Ketika sistem secara besar-besaran pindah ke e-learning, kesenjangan digital dalam konektivitas, akses ke perangkat, dan tingkat keterampilan menjadi lebih berat. Sebagai contoh, siswa yang beruntung cenderung memiliki orang tua dengan tingkat keterampilan digital yang lebih tinggi, yang mana dapat mendukung pembelajaran siswa yang dirumahkan. Sedangkan siswa dari keluarga kurang mampu cenderung berkebalikan, yang berarti mereka berisiko semakin jauh tertinggal. Ini bisa ada di negara manapun, baik di Indonesia maupun di tingkat lokal seperti di Kotamobagu.

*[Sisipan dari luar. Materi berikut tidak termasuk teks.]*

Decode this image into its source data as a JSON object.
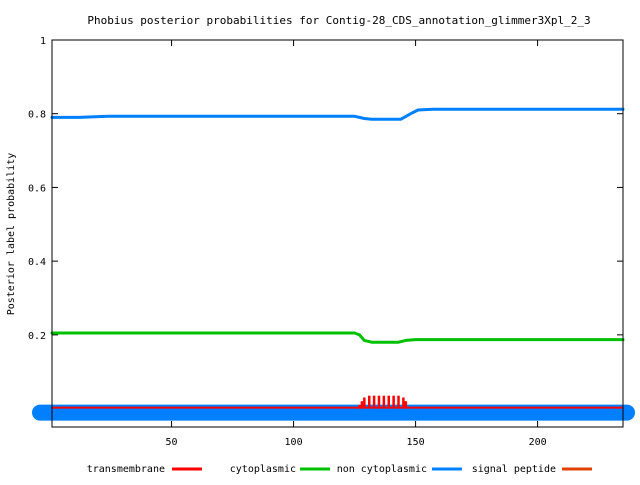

Kita sedang berhadapan dengan krisis, salah satu guncangan yang diprediksi oleh para pemikir masa depan. Segera kita akan melihat ke belakang dan merenungkan apa yang dapat dipelajari dari pengalaman ini dan bagaimana kita dapat melakukan hal yang lebih baik di masa depan. Dalam jangka pendek, kita semua harus bekerja bersama untuk menjaga komunitas dan sekolah kita tetap sehat dan aman.
Kedua, orang tua dituntut lebih banyak waktu di rumah demi mengontrol proses pembelajaran anak dari rumah. Seperti mengerjakan tugas, mengingatkan jadwal mata pelajaran, mengawasi dari awal sampai berakhirnya pelajaran dan lain sebagainya.
Jangan seperti pengalaman sastrawan Eka Kurniawan yang ia tulis di twitter-nya minggu lalu. Ia melihat seorang anak dipakaikan seragam SD dan dipotret ibunya kemudian dikirim ke guru. Ini foto presentasi, kata ibunya. Kemudian anak itu melepaskan seragam dan pergi bermain lagi.
Kesulitan yang dihadapi banyak orang sekarang tidak dapat diabaikan. Pendekatan ini tidak memungkinkan bagi mereka yang menghadapi kehilangan pekerjaan dan sakit, atau bagi mereka yang tidak mampu berada di rumah bersama anak-anak mereka.
Tapi bagi anda yang mampu, ada pelajaran sederhana namun bernilai untuk diajarkan selama di rumah. Anda mungkin bukan ahli fisika, ahli matematika, atau ahli mesin. Tapi anda bisa ajarkan kepada mereka memasak, berkebun, menjahit, melipat baju, dan lain-lain. Ini penting dan mengingat anak memiliki banyak waktu luang selama di rumah.
Namun, jika mereka tidak menyukai apa yang anda kehendaki, maka dukunglah apa yang menjadi bakat dan keinganan mereka selama itu masih pada batas-batas yang wajar. Kita mungkin tidak tahu apa yang akan mereka pelajari dari krisis ini, namun buatlah mereka tidak kehilangan banyak hal penting dalam hidup mereka untuk menghadapinya.